Throughout the book, we get short chapters that drop in on various other moments in the American present and past: vikings arrive in North America in the 9th century, a salesman and a cab driving jinn share a passionate night together, a prostitute swallows a man whole with her vagina. That sort of thing.

Meanwhile, Shadow begins to understand that Mr. Wednesday is some kind of incarnation of the ancient Norse god Odin. Together, they start reaching out to the other old gods hiding in plain sight all across America. Wednesday calls a meeting at the House on the Rock, a kitschy tourist attraction in Wisconsin that also happens to be a center of powerful, unseen forces.

It seems there is a war brewing between the old gods, who are quickly being forgotten, and the new gods, who are eager to take their place.

Shadow is kidnapped by two of the new gods' henchmen, who work for an unknown figure called Mr. World. Luckily, Shadow's zombie wife Laura rescues him, and Shadow is sent to find a Mr. Jacquel and a Mr. Ibis in Cairo, Illinois.

Shadow helps the Egyptian deities out in their funeral home, but he's still not safe from the new gods, who have taken a particular interest in him. So Wednesday sends Shadow to the sleepy little town of Lakeside, Michigan.

Lakeside seems perfectly pleasant... except for the children who go missing with alarming frequency. As Shadow begins to unravel that mystery, and become involved with some of the locals, Wednesday keeps dragging him off to recruit more of the old gods for the coming war—until the new gods decide to stop messing around and shoot Mr. Wednesday in the head.

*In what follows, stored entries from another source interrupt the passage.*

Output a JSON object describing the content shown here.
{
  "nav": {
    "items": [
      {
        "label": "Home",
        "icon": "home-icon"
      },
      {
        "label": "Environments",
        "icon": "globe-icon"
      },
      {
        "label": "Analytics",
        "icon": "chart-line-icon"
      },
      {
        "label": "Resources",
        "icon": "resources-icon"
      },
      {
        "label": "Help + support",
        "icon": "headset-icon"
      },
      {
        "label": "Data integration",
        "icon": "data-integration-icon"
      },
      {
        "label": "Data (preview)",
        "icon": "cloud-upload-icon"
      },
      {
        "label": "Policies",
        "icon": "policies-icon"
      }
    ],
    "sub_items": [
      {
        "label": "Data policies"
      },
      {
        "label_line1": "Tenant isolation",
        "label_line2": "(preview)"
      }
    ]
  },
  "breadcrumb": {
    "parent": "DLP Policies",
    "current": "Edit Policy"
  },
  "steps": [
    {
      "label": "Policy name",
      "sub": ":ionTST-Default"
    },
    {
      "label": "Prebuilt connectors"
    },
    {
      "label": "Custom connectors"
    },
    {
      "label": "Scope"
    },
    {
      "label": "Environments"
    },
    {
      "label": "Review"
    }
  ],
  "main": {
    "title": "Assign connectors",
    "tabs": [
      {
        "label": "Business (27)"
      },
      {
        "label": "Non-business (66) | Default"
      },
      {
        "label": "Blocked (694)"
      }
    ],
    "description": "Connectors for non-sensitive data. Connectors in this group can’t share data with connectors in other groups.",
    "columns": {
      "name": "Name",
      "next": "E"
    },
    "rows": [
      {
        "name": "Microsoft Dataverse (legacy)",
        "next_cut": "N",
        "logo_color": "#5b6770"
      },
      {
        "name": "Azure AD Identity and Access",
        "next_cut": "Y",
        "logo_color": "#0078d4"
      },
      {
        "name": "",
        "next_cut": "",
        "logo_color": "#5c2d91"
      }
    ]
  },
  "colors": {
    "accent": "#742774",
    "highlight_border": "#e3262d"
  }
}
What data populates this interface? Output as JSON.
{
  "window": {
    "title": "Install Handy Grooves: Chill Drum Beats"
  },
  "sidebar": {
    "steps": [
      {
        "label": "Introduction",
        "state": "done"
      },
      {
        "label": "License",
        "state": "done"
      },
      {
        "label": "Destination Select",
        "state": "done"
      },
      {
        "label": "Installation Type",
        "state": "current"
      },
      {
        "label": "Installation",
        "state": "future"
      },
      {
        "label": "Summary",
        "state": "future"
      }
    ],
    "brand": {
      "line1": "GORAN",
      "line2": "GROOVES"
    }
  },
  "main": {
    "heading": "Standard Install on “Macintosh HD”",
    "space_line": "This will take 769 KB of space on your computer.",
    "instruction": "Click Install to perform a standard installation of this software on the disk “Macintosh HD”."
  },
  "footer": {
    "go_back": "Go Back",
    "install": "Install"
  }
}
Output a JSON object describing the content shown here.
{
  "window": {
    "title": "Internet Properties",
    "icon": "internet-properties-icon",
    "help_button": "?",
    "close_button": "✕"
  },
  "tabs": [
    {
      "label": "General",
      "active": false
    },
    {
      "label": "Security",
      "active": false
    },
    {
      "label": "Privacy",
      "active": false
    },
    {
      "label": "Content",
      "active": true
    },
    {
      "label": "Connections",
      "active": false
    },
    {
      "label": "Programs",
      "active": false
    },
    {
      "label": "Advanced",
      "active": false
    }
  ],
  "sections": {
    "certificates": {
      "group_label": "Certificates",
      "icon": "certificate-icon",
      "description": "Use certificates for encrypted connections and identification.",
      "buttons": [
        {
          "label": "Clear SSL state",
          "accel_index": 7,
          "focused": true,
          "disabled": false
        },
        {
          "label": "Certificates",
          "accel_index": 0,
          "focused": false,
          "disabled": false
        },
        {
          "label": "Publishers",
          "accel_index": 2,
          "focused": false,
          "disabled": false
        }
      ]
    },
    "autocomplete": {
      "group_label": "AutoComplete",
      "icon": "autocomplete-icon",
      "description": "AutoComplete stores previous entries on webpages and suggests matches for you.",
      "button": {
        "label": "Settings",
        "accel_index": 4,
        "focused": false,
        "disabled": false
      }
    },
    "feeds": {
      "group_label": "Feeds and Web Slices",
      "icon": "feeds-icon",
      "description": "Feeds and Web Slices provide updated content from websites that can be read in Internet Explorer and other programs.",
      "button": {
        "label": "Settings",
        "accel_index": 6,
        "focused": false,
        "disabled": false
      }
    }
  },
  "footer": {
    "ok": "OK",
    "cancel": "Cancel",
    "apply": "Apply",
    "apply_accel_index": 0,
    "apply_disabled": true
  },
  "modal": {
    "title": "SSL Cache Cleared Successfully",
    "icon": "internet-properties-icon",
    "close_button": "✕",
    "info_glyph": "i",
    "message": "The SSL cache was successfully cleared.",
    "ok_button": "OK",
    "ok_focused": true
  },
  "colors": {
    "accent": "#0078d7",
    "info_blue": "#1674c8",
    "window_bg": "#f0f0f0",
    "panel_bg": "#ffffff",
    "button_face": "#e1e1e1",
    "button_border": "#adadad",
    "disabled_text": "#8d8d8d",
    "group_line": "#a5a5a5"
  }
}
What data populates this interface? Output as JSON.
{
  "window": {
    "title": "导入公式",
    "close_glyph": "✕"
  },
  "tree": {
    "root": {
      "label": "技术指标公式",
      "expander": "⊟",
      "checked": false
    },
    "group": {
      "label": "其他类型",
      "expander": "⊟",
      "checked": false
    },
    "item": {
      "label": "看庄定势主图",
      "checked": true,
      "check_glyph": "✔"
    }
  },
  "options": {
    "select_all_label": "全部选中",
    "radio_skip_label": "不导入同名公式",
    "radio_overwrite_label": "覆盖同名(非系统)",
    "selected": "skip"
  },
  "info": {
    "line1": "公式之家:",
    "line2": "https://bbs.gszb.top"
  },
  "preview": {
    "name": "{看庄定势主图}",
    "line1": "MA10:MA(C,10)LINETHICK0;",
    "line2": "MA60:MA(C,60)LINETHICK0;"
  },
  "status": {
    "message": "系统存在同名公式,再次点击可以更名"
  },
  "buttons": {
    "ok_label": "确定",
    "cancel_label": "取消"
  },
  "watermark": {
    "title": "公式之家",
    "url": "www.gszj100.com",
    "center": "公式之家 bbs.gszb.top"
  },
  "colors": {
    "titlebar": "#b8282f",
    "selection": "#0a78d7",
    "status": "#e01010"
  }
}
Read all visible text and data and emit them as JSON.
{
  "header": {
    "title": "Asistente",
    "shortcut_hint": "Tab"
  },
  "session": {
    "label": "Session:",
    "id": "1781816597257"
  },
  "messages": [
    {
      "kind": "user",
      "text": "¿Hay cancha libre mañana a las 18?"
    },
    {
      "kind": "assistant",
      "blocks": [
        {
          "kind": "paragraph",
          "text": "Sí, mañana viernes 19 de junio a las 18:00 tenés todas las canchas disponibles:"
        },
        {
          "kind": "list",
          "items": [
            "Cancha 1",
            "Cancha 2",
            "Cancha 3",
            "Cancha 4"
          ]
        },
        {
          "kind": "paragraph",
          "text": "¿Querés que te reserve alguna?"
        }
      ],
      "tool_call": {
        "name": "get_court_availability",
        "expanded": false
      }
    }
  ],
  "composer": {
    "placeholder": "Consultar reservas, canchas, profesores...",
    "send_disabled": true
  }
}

As part of his contract, Shadow has to hold vigil for his fallen boss by hanging from the "World Tree" for nine days and nights. During this ordeal on the tree (and a short trip to the underworld), Shadow experiences a series of visions, and finally pieces together the bigger mystery at work:

Shadow realizes that Wednesday is his real father, making him something of a god himself. This whole war between the old gods and the new gods was orchestrated by Wednesday and the so-called Mr. World, who is none other than Shadow's old cellmate, Low Key (or rather "Loki"). Wednesday and Loki planned to pit all the gods against each other in a vicious bloodbath, leaving the two of them to soak up all of that sweet, powerful dead god energy.

Now knowing that this whole divine war has been nothing more than a two-man con, Shadow arrives at the roadside attraction Rock City just in time to stop an all-out battle between old and new gods. He uncovers the scheme and sends all the gods home. Mr. Wednesday's ghost fades away, and zombie Laura shows up to stab Loki, before finally returning to the dead herself.

Having safely averted metaphysical war, Shadow returns to Lakeside to solve the mystery of the missing children: it turns out they were being sacrificed to a kobold to save the town from economic depression. Shadow revisits several of the others gods and humans he's met in his travels, wrapping up several loose ends and repaying debts.

At long last, Shadow travels to Iceland, where he finds the Icelandic incarnation of Odin. The god explains that Mr. Wednesday was him, but that he is not Mr. Wednesday. Shadows accepts this, but returns Wednesday's glass eye to him anyway.

Then Shadow shows the god a coin trick, and goes on his way.